At first, we talked about some potential areas, mostly focusing around problems for which one really needs to perform some sort of inference at a global scale, rather than just locally. I think that this answer is something of a pearler, but not the one I want to dwell on.
Another potential partial answer arose, which I think bears consideration: it will not be on any problem that is popular right now. Why? Well, what we as NLPers usually do these days is use simple (often hueristic) techniques to solve problems. And we're doing a sick job at it, for the well studied tasks (translation, factoid QA, ad hoc search, parsing, tagging, etc.). The hunch is that one of the reasons such problems are so popular these days is because such techniques work so bloody well. Given this, you'd have to be a flamin' galah to try to apply something really fancy to solve one of these tasks.

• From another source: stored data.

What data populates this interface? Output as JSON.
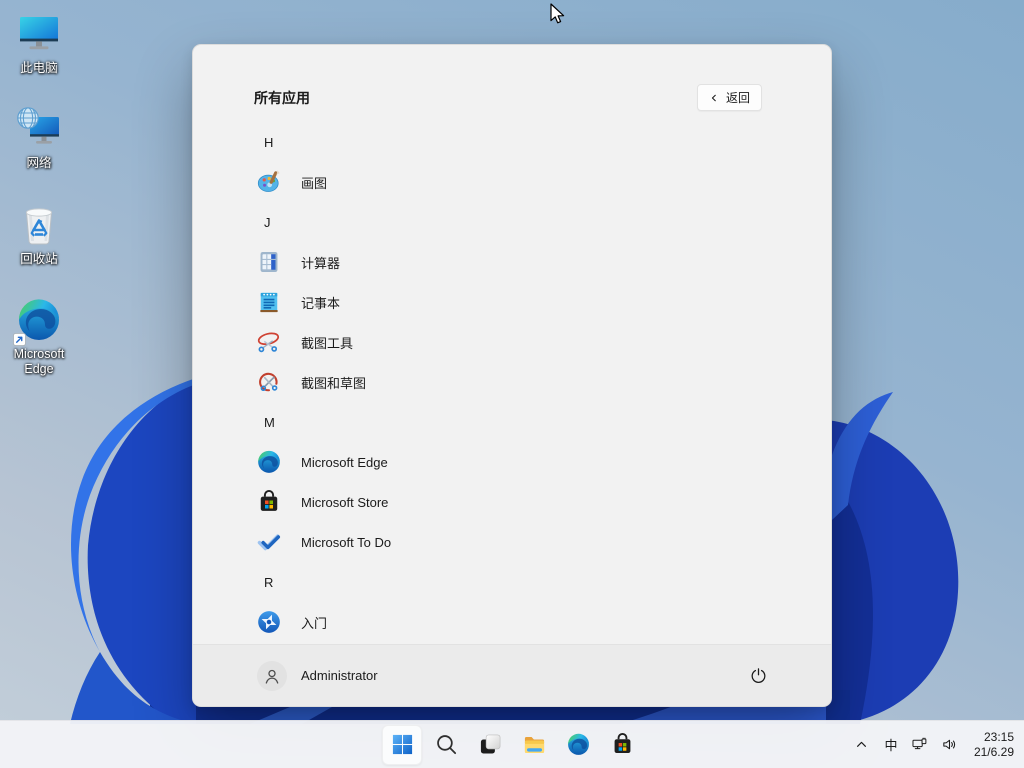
{
  "desktop": {
    "icons": [
      {
        "id": "this-pc",
        "label": "此电脑",
        "icon": "this-pc-icon"
      },
      {
        "id": "network",
        "label": "网络",
        "icon": "network-icon"
      },
      {
        "id": "recycle-bin",
        "label": "回收站",
        "icon": "recycle-bin-icon"
      },
      {
        "id": "microsoft-edge",
        "label": "Microsoft Edge",
        "icon": "edge-icon",
        "shortcut": true
      }
    ]
  },
  "start_menu": {
    "title": "所有应用",
    "back_label": "返回",
    "items": [
      {
        "type": "section",
        "label": "H"
      },
      {
        "type": "app",
        "id": "paint",
        "label": "画图",
        "icon": "paint-icon"
      },
      {
        "type": "section",
        "label": "J"
      },
      {
        "type": "app",
        "id": "calculator",
        "label": "计算器",
        "icon": "calculator-icon"
      },
      {
        "type": "app",
        "id": "notepad",
        "label": "记事本",
        "icon": "notepad-icon"
      },
      {
        "type": "app",
        "id": "snipping-tool",
        "label": "截图工具",
        "icon": "snipping-tool-icon"
      },
      {
        "type": "app",
        "id": "snip-sketch",
        "label": "截图和草图",
        "icon": "snip-sketch-icon"
      },
      {
        "type": "section",
        "label": "M"
      },
      {
        "type": "app",
        "id": "microsoft-edge",
        "label": "Microsoft Edge",
        "icon": "edge-icon"
      },
      {
        "type": "app",
        "id": "microsoft-store",
        "label": "Microsoft Store",
        "icon": "store-icon"
      },
      {
        "type": "app",
        "id": "microsoft-to-do",
        "label": "Microsoft To Do",
        "icon": "todo-icon"
      },
      {
        "type": "section",
        "label": "R"
      },
      {
        "type": "app",
        "id": "get-started",
        "label": "入门",
        "icon": "get-started-icon"
      }
    ],
    "user": {
      "name": "Administrator"
    }
  },
  "taskbar": {
    "buttons": [
      {
        "name": "start",
        "icon": "windows-start-icon",
        "active": true
      },
      {
        "name": "search",
        "icon": "search-icon",
        "active": false
      },
      {
        "name": "task-view",
        "icon": "task-view-icon",
        "active": false
      },
      {
        "name": "file-explorer",
        "icon": "folder-icon",
        "active": false
      },
      {
        "name": "edge",
        "icon": "edge-icon",
        "active": false
      },
      {
        "name": "store",
        "icon": "store-icon",
        "active": false
      }
    ],
    "tray": {
      "ime": "中",
      "time": "23:15",
      "date": "21/6.29"
    }
  },
  "colors": {
    "accent": "#1f7ae0",
    "bloom_dark": "#1c3db4",
    "bloom_light": "#3273e8",
    "menu_bg": "#f2f2f2",
    "taskbar_bg": "#f2f4f7"
  }
}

This answer isn't incompatible with the original answer (globalness). After all, most current techniques only use local information. There is a push toward "joint inference" problems and reducing our use of pipelining, but this tends to be at a fairly weak level.
This is not to say that Bayesian techniques (or, fancy machine learning more generally) is not applicable to problems with only local information, but there seems to be little need to move toward integrating in large amounts of global uncertainty. Of course, you may disagree and if you do, no wuckers.
p.s., I'm in Australia for ACL, so I'm trying to practice my Aussie English.
1 comment:
I can't imagine you in an Australian accent, although it sure seems you got the lexicon quite well. :)
Regarding interesting machine learning problems in NLP. I agree that global/joint learning is one aspect. In general, I think the neat thing about NLP is that the inputs are words and sentences, and the outputs are sentences and trees. This makes it different from the simple binary classification problem commonly explored in machine learning (so I'm talking about structured outputs here).
I think there may be an additional interesting area, but it's something I haven't seen much of: figuring out the feature space of NLP tasks. Basically, we often define some sort of vectorial representation of words/sentences based on some linguistically motivated features. Then we do some learning algorithm on the resulting Euclidean space. It may be possible that this representation isn't so good, since words are discrete and don't really lie in some Euclidean space. So I'm thinking of smarter feature selection/induction algorithms, something along the lines of Jun Suzuki's "Convoltion Kernels with Feature Selection" paper.
I think NLP is full of interesting problems for MLer's. The catch is for MLer's to use new algorithm to beat the state of the art, which is often not so easy!